Investigating new therapeutic approaches to Friedreich's Ataxia

During the first part of the project we proceeded in the search for frataxin-specific ubiquitin-competing molecules (UCMs), with the aim to identify more effective compounds. Based on the data obtained from computational studies, we have now extended our search to small molecules that could dock to additional, more druggable surfaces on frataxin. Second-generation molecules, selected through this new screening approach, have been validated for their interaction with frataxin, their impact on frataxin ubiquitination and their efficacy in living cells. Direct interaction between recombinant frataxin and the selected compounds was demonstrated in vitro through fluorescence spectroscopy approaches. Moreover, the selected compounds are able to significantly abrogate frataxin ubiquitination in transfected cells in a dose-dependent manner. Importantly, second-generation molecules show an increased efficacy in promoting frataxin accumulation, compared to the previously identified compounds.

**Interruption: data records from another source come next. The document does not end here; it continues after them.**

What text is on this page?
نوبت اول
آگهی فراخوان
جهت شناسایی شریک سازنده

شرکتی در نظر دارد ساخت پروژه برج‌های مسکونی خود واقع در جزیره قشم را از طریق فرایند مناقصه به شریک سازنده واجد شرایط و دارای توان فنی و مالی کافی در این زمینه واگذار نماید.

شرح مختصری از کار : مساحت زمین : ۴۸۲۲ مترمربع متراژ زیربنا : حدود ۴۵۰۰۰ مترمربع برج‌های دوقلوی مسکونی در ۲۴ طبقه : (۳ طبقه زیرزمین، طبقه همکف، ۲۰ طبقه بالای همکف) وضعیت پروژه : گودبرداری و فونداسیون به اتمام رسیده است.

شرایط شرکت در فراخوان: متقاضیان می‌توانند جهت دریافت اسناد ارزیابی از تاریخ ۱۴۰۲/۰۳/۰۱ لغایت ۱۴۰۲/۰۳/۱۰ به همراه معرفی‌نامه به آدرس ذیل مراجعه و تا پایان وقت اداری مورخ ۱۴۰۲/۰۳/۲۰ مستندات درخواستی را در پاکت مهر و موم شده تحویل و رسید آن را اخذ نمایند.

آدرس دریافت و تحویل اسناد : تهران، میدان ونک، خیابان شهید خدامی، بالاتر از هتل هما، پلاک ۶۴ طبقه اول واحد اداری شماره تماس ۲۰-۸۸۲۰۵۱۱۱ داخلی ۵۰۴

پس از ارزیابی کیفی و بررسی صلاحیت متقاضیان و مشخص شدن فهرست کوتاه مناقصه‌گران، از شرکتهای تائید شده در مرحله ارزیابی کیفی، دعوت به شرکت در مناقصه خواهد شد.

Moreover, we made progress toward the identification of the E3 ligase responsible for frataxin ubiquitination. We performed a functional screening of an E3 ligase-restricted siRNA library to search for candidate genes, whose suppression could induce an increase in frataxin levels. The selected candidate siRNA were then validated for their ability to promote frataxin accumulation in different cellular systems. One of the selected genes was able to consistently induce frataxin accumulation, when its expression was suppressed by the corresponding siRNA. This gene is likely to represent the enzyme responsible for frataxin degradation. Accordingly, overexpression of the corresponding cDNA, but not its catalytic inactive variant, induced frataxin ubiquitination in cells, suggesting that the identified E3 ligase is responsible for frataxin ubiquitination.